Unless... Rebecca had heard these stories all throughout the past years, had heard him mentioned constantly, and only failed to realize it until just now? Perhaps Henry's influence-- if it did in fact exist-- was so powerful that he had somehow been able to make her forget it every time she'd heard him mentioned?

He had told her to "remember" in the second note he had sent to her. As if the word itself had been a key in his hand that he had slotted confidently into a lock which he knew was there. He'd slipped the word into the note with such nonchalance, such ease, that it was like he'd slid a key into a keyhole with his eyes shut; but knew the placement of the keyhole so well that he could guide the key in blind.

Could Rebecca really deny it any longer? Everywhere she looked, she found Henry. The people in her life spoke around him, tracing his outline for her to see-- her own wardrobe traced out his silhouette, and the location of her house and her house itself did too.
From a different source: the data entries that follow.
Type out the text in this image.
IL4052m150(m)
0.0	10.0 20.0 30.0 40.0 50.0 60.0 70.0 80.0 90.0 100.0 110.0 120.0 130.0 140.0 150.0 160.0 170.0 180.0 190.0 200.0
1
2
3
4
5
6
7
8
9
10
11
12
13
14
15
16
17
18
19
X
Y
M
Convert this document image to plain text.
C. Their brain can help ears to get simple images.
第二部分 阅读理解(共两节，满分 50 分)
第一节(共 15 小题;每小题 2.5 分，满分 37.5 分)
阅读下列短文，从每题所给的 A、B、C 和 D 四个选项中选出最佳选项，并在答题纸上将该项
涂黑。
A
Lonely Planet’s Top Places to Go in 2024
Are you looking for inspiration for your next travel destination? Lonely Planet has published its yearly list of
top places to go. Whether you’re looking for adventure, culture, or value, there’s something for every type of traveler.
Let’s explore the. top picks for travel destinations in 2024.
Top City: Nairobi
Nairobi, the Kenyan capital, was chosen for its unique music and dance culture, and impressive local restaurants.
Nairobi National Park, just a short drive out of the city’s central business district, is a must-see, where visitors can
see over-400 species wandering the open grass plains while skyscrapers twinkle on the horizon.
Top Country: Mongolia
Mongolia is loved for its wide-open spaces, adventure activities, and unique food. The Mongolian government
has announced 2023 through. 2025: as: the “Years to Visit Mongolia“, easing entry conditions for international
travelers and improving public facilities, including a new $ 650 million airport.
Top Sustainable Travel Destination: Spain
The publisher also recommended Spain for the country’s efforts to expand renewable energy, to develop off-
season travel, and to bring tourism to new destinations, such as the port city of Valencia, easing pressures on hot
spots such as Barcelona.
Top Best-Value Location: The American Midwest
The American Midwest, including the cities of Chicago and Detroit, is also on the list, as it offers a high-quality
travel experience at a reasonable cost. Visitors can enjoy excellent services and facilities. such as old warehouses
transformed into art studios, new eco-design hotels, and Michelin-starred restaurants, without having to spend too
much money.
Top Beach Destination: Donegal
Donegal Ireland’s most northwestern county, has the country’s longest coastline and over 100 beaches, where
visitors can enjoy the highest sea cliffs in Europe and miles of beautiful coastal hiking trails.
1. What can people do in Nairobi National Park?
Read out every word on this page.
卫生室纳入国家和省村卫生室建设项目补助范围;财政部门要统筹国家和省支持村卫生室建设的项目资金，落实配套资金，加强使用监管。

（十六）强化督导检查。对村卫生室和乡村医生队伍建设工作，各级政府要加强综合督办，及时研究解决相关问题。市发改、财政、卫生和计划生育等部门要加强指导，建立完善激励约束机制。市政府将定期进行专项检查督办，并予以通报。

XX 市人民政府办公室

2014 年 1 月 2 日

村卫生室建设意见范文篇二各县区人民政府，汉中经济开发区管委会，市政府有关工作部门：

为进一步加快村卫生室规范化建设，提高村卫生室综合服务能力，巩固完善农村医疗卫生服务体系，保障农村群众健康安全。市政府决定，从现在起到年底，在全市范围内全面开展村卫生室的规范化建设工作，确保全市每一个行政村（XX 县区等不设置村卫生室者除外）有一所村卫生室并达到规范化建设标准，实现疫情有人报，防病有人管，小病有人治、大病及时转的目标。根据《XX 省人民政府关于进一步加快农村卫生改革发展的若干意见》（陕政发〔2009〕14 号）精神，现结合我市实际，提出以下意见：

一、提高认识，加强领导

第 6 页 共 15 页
It was like all things in her life were working together to draw a picture of Henry-- everything was an arrow that pointed back to him. She had only failed to see it before; and perhaps she had only failed to see it before because Henry had told her to.

And now that he had given permission for her to realize this, she could; but before that, she had been unable-- only because Henry had wanted it so...

It frightened her that Henry could have such powerful influence over her as to make her forget things if he wanted her to. Or to be able to dictate what she could realize and what she couldn't. But it seemed impossible for her to deny his influence any longer. It also seemed impossible that Henry had been lying. Or that he was delusional as she'd first told herself when she'd read his first letter. There was just too much evidence to support what Henry had claimed. She couldn't ignore at any longer. There was no other explanation.

She must have made a deal with him, though she didn't remember doing that; and he must have carried out his side of it, just as he had said.

At least now that she knew, she could go to him. And maybe she could convince him to let her out of holding up her side of it. She still wasn't entirely clear on how she was supposed to hold up her side of it. Maybe he would free her from their agreement if she only asked. Or maybe she could forfeit the help he'd given her, and ask him to revoke it, in order to secure her freedom.

After all, Rebecca had been established in her career for a few years now. Even if Henry had pulled the strings for her to set her up in it, now she was set up, and her work had spoken for itself. Even if Henry pulled out of giving help to her, she had a professional reputation now that she could stand on.

Rebecca found that when she decided it was time to go and see Henry, she knew exactly where to go. She hadn't thought she knew his address. But as it turned out, she did. When she was thinking about him on the drive home from work, she found his addressed came suddenly into her mind.

As her friends and her family had implied; he lived only a short distance away from her. She recognized the street name.

Rebecca decided to stop by her own house first, to change out of her work clothes. She'd worn a gray blouse that day, and a matching gray skirt, but it felt a little formal for seeing Henry, even if she was only seeing him to ask him to release her from their agreement.

Besides, she was nervous about going over there and seeing him after so much time. She wanted something she would be comfortable in, while also looking presentable.

Once she got inside, she went to her room and opened her wardrobe. From it she retrieved her softest pair of pale blue jeans, and her soft, close-fitting golden sweater to wear with it. It was night, it was chilly, and if she wore this sweater, she could get away without taking her coat. It was warm enough; and she wasn't planning to stand outside for very long. Hopefully she could have her conversation with Henry quickly on his porch, then get back in her car and go back home.

She was hoping it could be that fast and that simple.

At least it was a quick journey to get to Henry's. That was starting on the right track, she though. She hoped the pattern would continue in that way. She stood out there on his doorstep, in the halo of illumination that came out of his porch light, and knocked on his door.

He opened the door to her; there he was. The outline that everything and everyone in her life had traced of him was suddenly filled in with the real thing.

Henry didn't look at all surprised to see her standing there, but he did look a little relieved. Or maybe pleased-- but not surprised.

"You've come," he said, simply. There was an unreadable expression in his eyes.

"I've come," Rebecca repeated. "I've come to ask--"

Henry placed a finger over her lips; silencing her with delicate pressure.

"Come inside first. We can talk there."

He removed his hand from the vicinity of her mouth, and beckoned for her to come in.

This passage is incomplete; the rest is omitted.